Being involved in real work means I spend time with smart young people. Their talent, their energy, their ideas, spark me up and put the kind of charge in my batteries that I can't find in books, blogs or discussions with my peers. I'm working with one young star at the moment in a context she calls "thought partnering". That is a generous description in my view because she's actually showing me how to do something outside my current skill set. Hopefully I am adding something back in the thought partnering process. Another renewal effect comes from working as part of a team, instead of just running a solo operation, and feeling the rewards of shared endeavour.

Doing it anyway

There is a piece of wisdom called "The Paradoxical Commandments". They were mistakenly attributed, for a long time, to Mother Teresa. It doesn't matter what the source is; it's the wisdom that counts. They have been helpful to me in showing that good and important things might as well be done whether or not they are to stand the test of time, whether or not they set up some kind of legacy. They also help me to be conscious of not wanting to accumulate good deeds in service of my own legend. Some of the commandments which most connected with me were:

  • "What you spend years building, someone may destroy overnight. Build anyway"
  • "The good you do today, people will often forget tomorrow. Do good anyway."
  • "Give the world the best you have, and it may never be enough.
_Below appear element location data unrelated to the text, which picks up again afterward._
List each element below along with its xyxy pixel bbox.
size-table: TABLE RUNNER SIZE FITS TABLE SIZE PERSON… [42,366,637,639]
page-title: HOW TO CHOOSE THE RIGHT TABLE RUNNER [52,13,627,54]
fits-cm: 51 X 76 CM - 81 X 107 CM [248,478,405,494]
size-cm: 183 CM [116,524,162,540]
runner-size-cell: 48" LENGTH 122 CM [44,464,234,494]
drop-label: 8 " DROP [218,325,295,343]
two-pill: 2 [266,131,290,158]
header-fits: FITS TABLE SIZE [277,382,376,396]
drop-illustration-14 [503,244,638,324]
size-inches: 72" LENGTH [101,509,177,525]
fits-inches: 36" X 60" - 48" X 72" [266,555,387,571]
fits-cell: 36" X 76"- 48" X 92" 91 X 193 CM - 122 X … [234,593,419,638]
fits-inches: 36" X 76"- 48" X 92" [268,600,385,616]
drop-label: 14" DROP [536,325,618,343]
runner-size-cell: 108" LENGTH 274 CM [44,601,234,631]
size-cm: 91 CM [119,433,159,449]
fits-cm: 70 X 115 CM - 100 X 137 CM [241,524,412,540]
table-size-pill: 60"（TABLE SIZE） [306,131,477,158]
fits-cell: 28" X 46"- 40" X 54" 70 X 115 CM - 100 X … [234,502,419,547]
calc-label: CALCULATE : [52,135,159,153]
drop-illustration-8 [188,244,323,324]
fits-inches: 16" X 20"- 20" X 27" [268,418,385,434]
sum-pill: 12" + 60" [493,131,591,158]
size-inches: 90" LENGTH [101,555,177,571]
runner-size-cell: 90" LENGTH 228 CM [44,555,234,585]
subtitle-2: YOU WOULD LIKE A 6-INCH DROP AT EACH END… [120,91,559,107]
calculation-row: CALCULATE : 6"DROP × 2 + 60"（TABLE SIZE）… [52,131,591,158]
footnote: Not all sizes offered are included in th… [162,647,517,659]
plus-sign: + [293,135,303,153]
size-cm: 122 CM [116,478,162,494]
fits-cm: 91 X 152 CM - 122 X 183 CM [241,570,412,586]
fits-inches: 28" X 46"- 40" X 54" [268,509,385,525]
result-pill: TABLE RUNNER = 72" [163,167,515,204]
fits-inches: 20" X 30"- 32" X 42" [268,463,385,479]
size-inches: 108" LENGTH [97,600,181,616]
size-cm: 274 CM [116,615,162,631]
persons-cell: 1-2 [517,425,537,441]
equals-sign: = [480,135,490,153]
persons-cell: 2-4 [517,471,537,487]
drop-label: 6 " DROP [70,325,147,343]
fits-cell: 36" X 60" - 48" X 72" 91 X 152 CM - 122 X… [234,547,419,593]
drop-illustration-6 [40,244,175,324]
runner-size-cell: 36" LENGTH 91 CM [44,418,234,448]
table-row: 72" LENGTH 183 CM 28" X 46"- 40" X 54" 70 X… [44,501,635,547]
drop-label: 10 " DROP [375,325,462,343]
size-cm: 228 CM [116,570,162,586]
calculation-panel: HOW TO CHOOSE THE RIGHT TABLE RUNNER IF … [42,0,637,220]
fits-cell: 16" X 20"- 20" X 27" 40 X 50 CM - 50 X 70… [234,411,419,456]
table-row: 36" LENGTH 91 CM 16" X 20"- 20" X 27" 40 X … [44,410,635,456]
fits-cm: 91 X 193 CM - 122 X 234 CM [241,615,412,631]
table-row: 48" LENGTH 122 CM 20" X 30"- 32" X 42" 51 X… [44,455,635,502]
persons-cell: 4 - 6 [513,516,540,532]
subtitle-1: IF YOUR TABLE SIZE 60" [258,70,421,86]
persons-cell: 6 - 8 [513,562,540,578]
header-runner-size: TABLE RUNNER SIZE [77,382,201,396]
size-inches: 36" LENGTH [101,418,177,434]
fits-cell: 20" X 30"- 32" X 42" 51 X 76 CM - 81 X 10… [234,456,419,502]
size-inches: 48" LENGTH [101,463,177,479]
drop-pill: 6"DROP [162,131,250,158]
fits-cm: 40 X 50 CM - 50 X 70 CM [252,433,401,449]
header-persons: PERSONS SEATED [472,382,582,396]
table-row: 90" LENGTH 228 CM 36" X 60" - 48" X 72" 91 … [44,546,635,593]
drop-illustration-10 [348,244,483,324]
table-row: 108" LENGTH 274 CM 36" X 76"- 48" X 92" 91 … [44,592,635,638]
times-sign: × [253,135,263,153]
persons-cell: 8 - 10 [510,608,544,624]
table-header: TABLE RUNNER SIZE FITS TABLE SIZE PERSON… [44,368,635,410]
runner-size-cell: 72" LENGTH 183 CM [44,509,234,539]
Give the world the best you've got anyway."

Self-esteem

It's not very altruistic, I suppose, but I just feel better about myself when I am doing things that matter, and aren't focused only on me. That same caveat, of being careful not just to be acting in service of my own legend, is important in this context: pride is very close to self-esteem on the merit continuum.

This all started out with my dad. It looks like an exercise based on what I learnt not to do from him, but I am grateful for the positive lesson drawn from his example. What I do know is that I had two big advantages which my dad didn't – I had him for a father and my mum for a mother. Those are other stories yet to be told.